Egocentric Temporal Motifs networks

Antonio Longa - Website (Fondazione Bruno Kessler and University of Trento)

antonio.longa@unitn.it

[] [Recording] [Slides]

Temporal graphs are structures which model relational data between entities that change over time. Due to the complex structure of data, mining statistically significant temporal subgraphs, also known as temporal motifs, is a challenging task. In this work, we present an efficient technique for extracting temporal motifs in temporal networks. Our method is based on the novel notion of egocentric temporal neighborhoods, namely multi-layer structures centered on an ego node. Each temporal layer of the structure consists of the first-order neighborhood of the ego node, and corresponding nodes in sequential layers are connected by an edge. The strength of this approach lies in the possibility of encoding these structures into a unique bit vector, thus bypassing the problem of graph isomorphism in searching for temporal motifs. This allows our algorithm to mine substantially larger motifs with respect to alternative approaches. Furthermore, by bringing the focus on the temporal dynamics of the interactions of a specific node, our model allows to mine temporal motifs which are visibly interpretable. Experiments on a number of complex networks of social interactions confirm the advantage of the proposed approach over alternative non-egocentric solutions. The egocentric procedure is indeed more efficient in revealing similarities and discrepancies among different social environments, independently of the different technologies used to collect data, which instead affect standard non-egocentric measures.



February 25, 2022

Algorithmic Recourse and Explainable Counterfactual Interventions

Giovanni De Toni - Website (European Laboratory for Learning and Intelligent Systems (ELLIS))

giovanni.detoni@unitn.it

[] [Recording] [Slides]

'Algorithmic recourse' is defined as the ability to provide actionable feedback to unfairly treated users to overturn the decision made by automated decision systems. This feature has become critical for modern machine learning systems that we use to make decisions in several areas of our lives. Counterfactual interventions are a powerful tool to suggest to affected users which actions they have to perform to change the outcome of a black-box model. They give us the intuition of what the state of the world would have been if we had behaved differently. In this talk, we will provide an overview of modern techniques to ensure algorithmic recourse through the generation of explainable counterfactual interventions.



February 11, 2022

Causal Representation Learning

Emanuele Marconato (University of Pisa and University of Trento)
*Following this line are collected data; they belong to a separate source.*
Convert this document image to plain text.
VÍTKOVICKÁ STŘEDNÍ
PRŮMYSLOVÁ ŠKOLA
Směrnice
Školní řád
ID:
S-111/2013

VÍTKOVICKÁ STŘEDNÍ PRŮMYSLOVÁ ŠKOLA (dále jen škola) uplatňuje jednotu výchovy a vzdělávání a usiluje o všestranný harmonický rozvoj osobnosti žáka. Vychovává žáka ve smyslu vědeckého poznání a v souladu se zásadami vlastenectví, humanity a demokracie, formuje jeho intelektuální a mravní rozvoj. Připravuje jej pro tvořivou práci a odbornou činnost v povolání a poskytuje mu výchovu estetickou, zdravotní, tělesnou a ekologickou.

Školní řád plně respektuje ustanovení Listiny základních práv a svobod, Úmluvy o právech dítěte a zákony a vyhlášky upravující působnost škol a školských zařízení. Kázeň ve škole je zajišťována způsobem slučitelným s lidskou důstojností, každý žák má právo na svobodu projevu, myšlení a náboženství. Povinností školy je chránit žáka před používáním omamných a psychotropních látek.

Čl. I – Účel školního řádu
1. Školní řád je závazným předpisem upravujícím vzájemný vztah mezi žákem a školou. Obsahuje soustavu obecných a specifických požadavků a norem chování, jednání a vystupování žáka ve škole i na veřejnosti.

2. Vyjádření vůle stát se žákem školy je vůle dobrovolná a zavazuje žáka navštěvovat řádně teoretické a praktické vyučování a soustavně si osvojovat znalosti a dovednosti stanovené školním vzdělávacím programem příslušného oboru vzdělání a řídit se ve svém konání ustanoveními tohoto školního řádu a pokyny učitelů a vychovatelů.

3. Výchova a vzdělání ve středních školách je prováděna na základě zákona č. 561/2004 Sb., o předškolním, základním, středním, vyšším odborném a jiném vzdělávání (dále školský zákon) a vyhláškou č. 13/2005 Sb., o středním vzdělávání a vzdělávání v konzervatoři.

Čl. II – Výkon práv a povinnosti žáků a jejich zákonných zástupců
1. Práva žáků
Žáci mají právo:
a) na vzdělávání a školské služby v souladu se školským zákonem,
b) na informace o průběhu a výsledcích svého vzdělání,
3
emanuele.marconato@unitn.it

[] [Recording] [Slides]

The two fields of Causality and Machine Learning have a long history and until now they developed separately. In this talk, I will discuss past and recent progress in both fields and envisage a possible connection, precisely the new research direction of Causal Representation Learning. I will focus on the conceptual development of Representation Learning, i.e. learning high-level variables from low-level observations, and motivate that future AI challenges can be addressed leveraging Causality, in particular for transfer learning and for generalizing out of distribution.